Lagrangian Perspective on the Origins of Denmark Strait Overflow

Atousa Saberi1, Thomas W N Haine2, Renske Gelderloos1, Femke de Jong3, Heather H Furey4 and Amy S Bower4, (1)Johns Hopkins University, Baltimore, MD, United States, (2)Johns Hopkins Univ, Baltimore, MD, United States, (3)Royal Netherlands Institute for Sea Research, Texel, Netherlands, (4)Woods Hole Oceanographic Institution, Woods Hole, MA, United States
The Denmark Strait Overflow (DSO) is an important contributor to the lower limb of the Atlantic Meridional Overturning Circulation (AMOC).
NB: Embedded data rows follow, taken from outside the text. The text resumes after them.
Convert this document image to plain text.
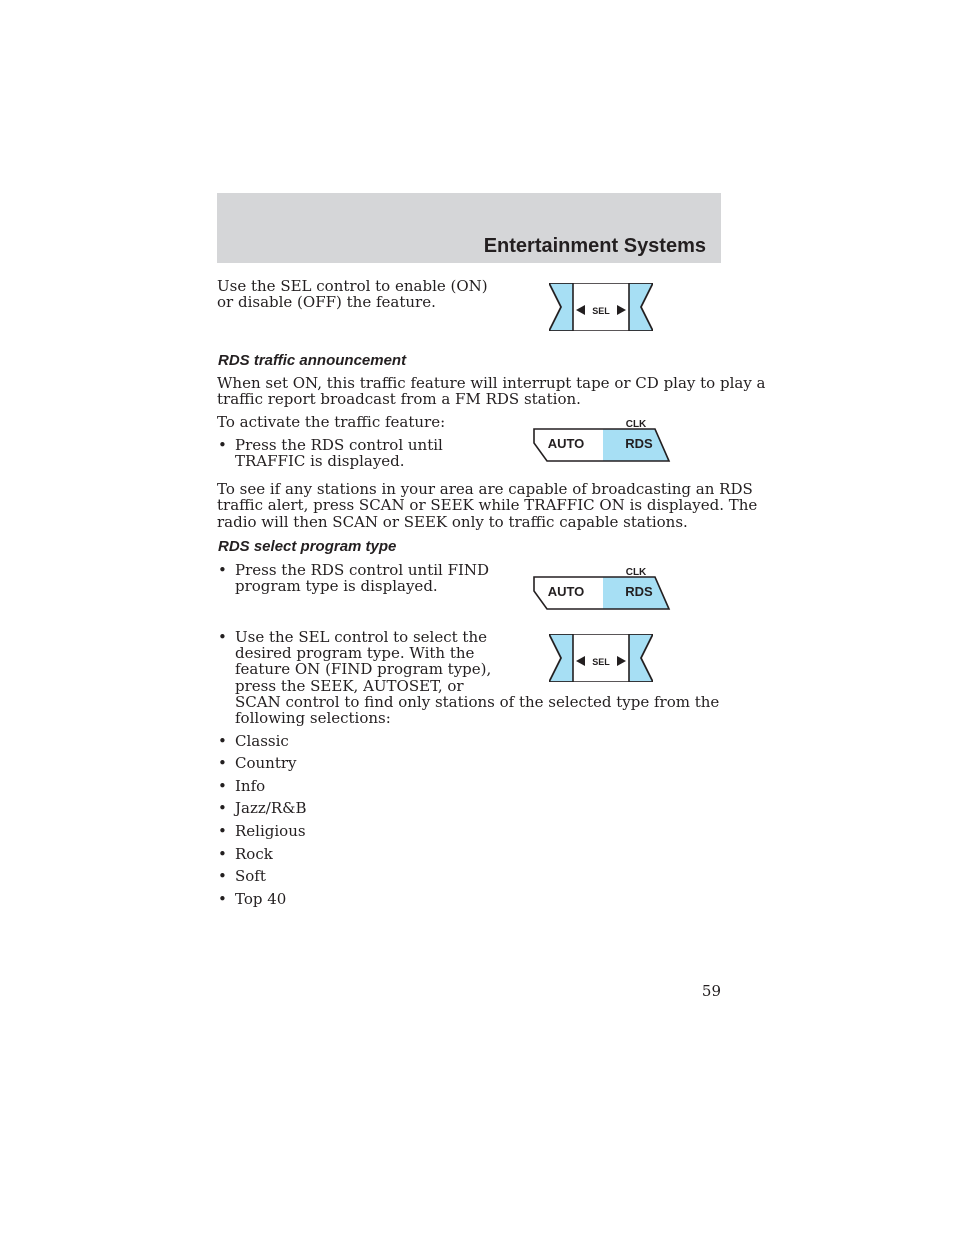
Entertainment Systems

Use the SEL control to enable (ON)

or disable (OFF) the feature.	SEL
RDS traffic announcement

When set ON, this traffic feature will interrupt tape or CD play to play a

traffic report broadcast from a FM RDS station.

To activate the traffic feature:

• Press the RDS control until
TRAFFIC is displayed.
CLK
AUTO	RDS

To see if any stations in your area are capable of broadcasting an RDS

traffic alert, press SCAN or SEEK while TRAFFIC ON is displayed. The

radio will then SCAN or SEEK only to traffic capable stations.

RDS select program type
• Press the RDS control until FIND
program type is displayed.
CLK
AUTO	RDS
• Use the SEL control to select the
desired program type. With the
feature ON (FIND program type),
press the SEEK, AUTOSET, or
SCAN control to find only stations of the selected type from the
following selections:
SEL
• Classic
• Country
• Info
• Jazz/R&B
• Religious
• Rock
• Soft
• Top 40
59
Determining DSO formation and its pathways is not only important for local oceanography but also critical to estimating the state and variability of the AMOC. Despite prior attempts to understand the DSO sources, the upstream pathways and circulation remain uncertain due to short term (3-5 days) variability, mixing and watermass transformation. This makes it challenging to study the DSO from observations. Given this complexity, this study maps the upstream pathways and along-pathway changes in its water properties, using Lagrangian backtracking of the DSO sources in a realistic numerical ocean simulation. The model is compared with Eulerian and Lagrangian observations. Eulerian fields are compared with historical mooring and CTD sections, and particle pathways are compared with RAFOS float data. The Lagrangian pathways confirm that several branches contribute to the DSO from the North, namely, the East Greenland Current, the separated EGC, and the North Icelandic Jet. Moreover, the results reveal an additional pathway from south of Iceland along the Iceland shelf, which supplies 26% of the DSO during winter of 2008 when the NAO index is positive. The southern contribution is as high as 34% by the end of March. This southern pathway presents a short circuit for the North Atlantic Deep Water and needs to be explored further, especially in observations. Finally, an updated schematic DSO circulation diagram is proposed.